- Preste atenção, preste
atenção! “Uma vez torturada por teu amor / terás que te refazer a partir dele.”
Apenas ouça. Tem algo surgindo aí. Meu irmão quer me deixar sem isto. Ele
entrecorta minha vida. Tenho uns versos, me surgem, surgem… surgem. Vou
escrevendo, anotando aqui comigo. E… Não, não vou escrevendo tanto. Vou
escrevendo na memória. Meu irmão não encontra tempo para lê-los. Diz: “vamos
ver se há aí algum fundamento poético”. Sempre foi um burocrata do verso.
Claro, o poeta da família não poderia ser outra coisa. A busca desenfreada de
essencialidade é um distúrbio patológico. A imagem poética surpreende pelo que
oculta em si, pelo que apenas sugere. Toda beleza é perversa.
Assim me recebeu tio Alfredo, logo na porta da casa da avó,
na semana seguinte. Sempre me deixava algo perplexo diante de tantas
observações. Por vezes atropelava o próprio pensamento. Senti-me obrigado a
retomar a estranheza com que fatiamos a posta anterior de nossa conversa.
- Gostei dos livros. Só me veio uma curiosidade: não são
apenas estes os teus livros lidos. É só isto aqui? Tua vida, é só isto?
- Bem poderia ser. Não somos exatamente o que lemos, mas
antes, antes mesmo, a maneira como o lemos. Que livros querias? Como os restos
da biblioteca de meu irmão. Por que não falo em nomes? Porque não leio nomes.

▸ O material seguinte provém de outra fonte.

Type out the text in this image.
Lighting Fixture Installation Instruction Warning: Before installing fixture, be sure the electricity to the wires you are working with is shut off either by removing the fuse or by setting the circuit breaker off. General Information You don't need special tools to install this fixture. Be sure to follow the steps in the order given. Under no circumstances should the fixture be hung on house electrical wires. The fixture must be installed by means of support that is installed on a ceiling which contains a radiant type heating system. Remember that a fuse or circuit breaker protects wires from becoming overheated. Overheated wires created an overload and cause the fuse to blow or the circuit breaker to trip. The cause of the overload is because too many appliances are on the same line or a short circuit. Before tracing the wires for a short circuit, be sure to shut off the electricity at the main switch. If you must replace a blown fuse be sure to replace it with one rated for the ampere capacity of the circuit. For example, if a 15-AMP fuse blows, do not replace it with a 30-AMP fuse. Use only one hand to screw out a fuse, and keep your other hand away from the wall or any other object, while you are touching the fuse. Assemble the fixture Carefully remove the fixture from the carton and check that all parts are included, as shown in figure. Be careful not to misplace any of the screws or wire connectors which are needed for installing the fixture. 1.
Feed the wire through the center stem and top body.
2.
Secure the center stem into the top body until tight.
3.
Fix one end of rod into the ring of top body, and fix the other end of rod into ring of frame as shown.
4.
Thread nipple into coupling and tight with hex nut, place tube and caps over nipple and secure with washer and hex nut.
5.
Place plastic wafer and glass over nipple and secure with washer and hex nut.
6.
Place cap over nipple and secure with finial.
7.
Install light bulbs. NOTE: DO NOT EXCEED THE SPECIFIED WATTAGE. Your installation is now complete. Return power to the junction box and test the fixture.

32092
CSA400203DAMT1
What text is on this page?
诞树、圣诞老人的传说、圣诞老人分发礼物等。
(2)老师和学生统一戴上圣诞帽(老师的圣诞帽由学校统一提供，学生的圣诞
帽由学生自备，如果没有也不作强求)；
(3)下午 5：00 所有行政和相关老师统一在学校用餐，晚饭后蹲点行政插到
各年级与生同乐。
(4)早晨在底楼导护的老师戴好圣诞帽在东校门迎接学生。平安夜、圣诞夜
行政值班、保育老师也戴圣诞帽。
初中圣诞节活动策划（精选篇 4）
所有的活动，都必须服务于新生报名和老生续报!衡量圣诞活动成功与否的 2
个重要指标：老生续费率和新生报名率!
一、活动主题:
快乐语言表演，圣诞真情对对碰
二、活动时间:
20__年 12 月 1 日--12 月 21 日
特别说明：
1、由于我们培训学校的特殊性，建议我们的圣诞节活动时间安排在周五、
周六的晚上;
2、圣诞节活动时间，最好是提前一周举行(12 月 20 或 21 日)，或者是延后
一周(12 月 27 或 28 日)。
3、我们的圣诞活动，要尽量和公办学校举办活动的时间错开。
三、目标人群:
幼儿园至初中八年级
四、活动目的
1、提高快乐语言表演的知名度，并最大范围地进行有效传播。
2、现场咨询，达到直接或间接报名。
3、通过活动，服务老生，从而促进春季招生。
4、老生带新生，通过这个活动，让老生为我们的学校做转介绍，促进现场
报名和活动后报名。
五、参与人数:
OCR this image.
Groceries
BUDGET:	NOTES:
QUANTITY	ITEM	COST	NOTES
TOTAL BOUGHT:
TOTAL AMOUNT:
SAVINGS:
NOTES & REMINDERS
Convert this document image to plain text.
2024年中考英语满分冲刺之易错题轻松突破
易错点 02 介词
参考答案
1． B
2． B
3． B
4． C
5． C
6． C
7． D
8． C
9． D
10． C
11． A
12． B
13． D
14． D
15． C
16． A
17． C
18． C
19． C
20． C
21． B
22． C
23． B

Sei de um Claudel - o burocrata cretino que pôs a própria irmã em um manicômio
-; de uns versos mal escritos, porém dilacerantes, de um Artaud; da soma de
tudo que soube ser Baudelaire. Notícias tão vagas, sempre tão excessivas,
deslumbradas. Leio os versos que estão ali. E duvido comigo mesmo se é preciso
ler algum verso. Se versos não têm tanta importância, o que dizer então de seus
autores? Meu irmão é que vive de versos e de nomes e de escolas. Só leio versos
roubados, da livraria ali da praça ou da biblioteca de Anselmo.
Alfredo Aquilino destrinçava o ocioso e o desconhecido em
minha vida. Tudo em mim irrompia fuçando dúvidas, desconfianças, um pesponto de
inquietude, desperta justamente pela interlocução delineada. Na verdade, não
sei se me ouvia, porém me deixava ouvi-lo. E isto para mim já era uma forma
primogênita do diálogo.
- Não aguentava mais a clausura naquele quarto. Pedi a
Firmina uma revista, qualquer uma. Não podia seguir olhando para o teto o dia
inteiro. O teto tem um momento propício a ser observado. Depois começa a
produzir monstros à revelia. É quando então desaba sobre nós. Firmina talvez
fosse alheia à queda de tetos. Tentei conversar com ela. Estávamos ali pela
mesma razão, o doente e a enfermeira. Hipótese mais risível não a
encontraríamos tão fácil. Desleixado com a higiene, Firmina vinha cuidar de mim
como uma deusa reparadora.
- Olha o teto, vai cair.
-
Que teto, seu doido?
- As pontas metálicas e persistentes da tesoura de unhas me
convenceram de que a coitada poderia facilmente ser convertida em uma porta de
saída. Queria apenas fugir. Espero que a tonta, tão adorável Firmina, não leve
em conta senão o requisito da tesoura cravada na garganta.
Não tínhamos encontros propriamente habituais. A princípio
vinha com mínima frequência: umas manhãs de quarta-feira, uns dias saltados,
até que foi se chegando, com o pouco cabelo colado à cabeça, a mão esquerda
sempre mantendo o talho, a justa separação dos fios. Tio Alfredo era julgado
mais e mais como intratável pela família. Certas doenças dispensam tratamento
médico. São ajuizadas à luz da moral familiar. A condenação é sempre a mesma:
irrestrita solidão. Não sei se ele escrevia os próprios versos, se os roubava
do irmão ou de outros poetas que lia. De uma coisa sempre estive certo: aquelas
ideias expressavam uma agonia pessoal.